The trouble with the jet wiped out roughly $40 billion in market value at Boeing, while the blow from Covid-19 was twice that size, depending on the time frame studied. Optimism about a global rebound in travel has helped lift the stocks in recent days. Safran thinks the worst is priced in for Boeing stock. His target for the stock price, at $277, is roughly 15 times the approximately $18 a share he sees as the company’s normal free cash flow. The Dow, for comparison, trades for about 17 times free cash flow. Boeing, of course, isn’t generating free cash flow right now. 
Poponak, like Safran, believes expectations for commercial aircraft production have gotten too bearish. He rates both Boeing and Airbus (AIR.France) shares at Buy. His target for Airbus is €84 (about $93) a share, in line with the price on Monday morning.
Boeing stock added 41% this past week. In fact, all travel stocks crushed the S&P 500’s return of 4.9%. Airline stocks rose 44% on average last week. American Airlines (AAL) stock, for one, rose 77%. Cruise shares jumped 37%. Casino operators’ shares gained about 14%. The travel rally, looking up and down the value chain, created about $137 billion in market value over the past five days. 

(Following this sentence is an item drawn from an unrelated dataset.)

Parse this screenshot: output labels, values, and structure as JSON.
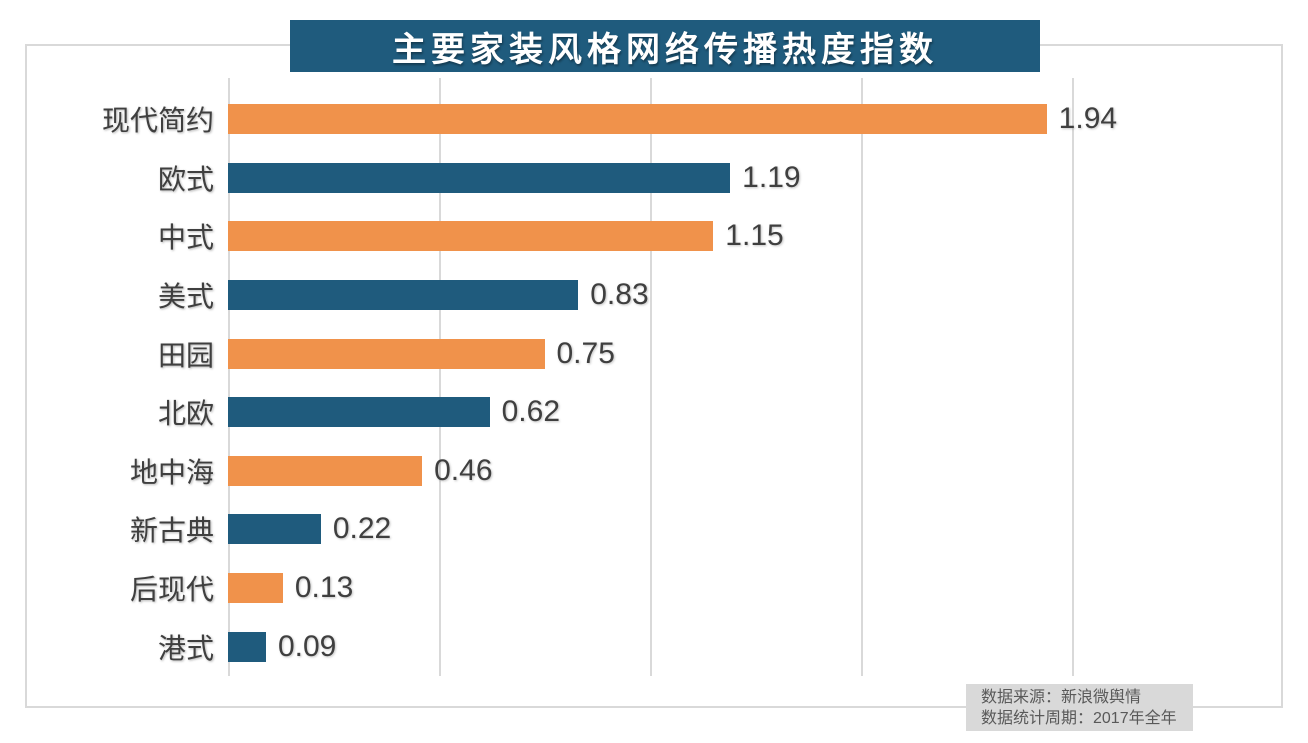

The upturn got more fuel Monday as Bank of America upgraded shares of both JetBlue Airways (JBLU) and Alaska Air (ALK). Airline stocks rose about 5%, on average, early on Monday. Boeing shares—responding to Poponak’s bullish recommendation, Goldman Sachs’s increase in its target price, and the BofA airline upgrade news—rose about $20, or 10%. 
Is it too late to join in? That’s an individual decision. Boeing shares are up about 150% from their 52-week low, including Monday’s gains. But they are still far below their 52-week high of $391.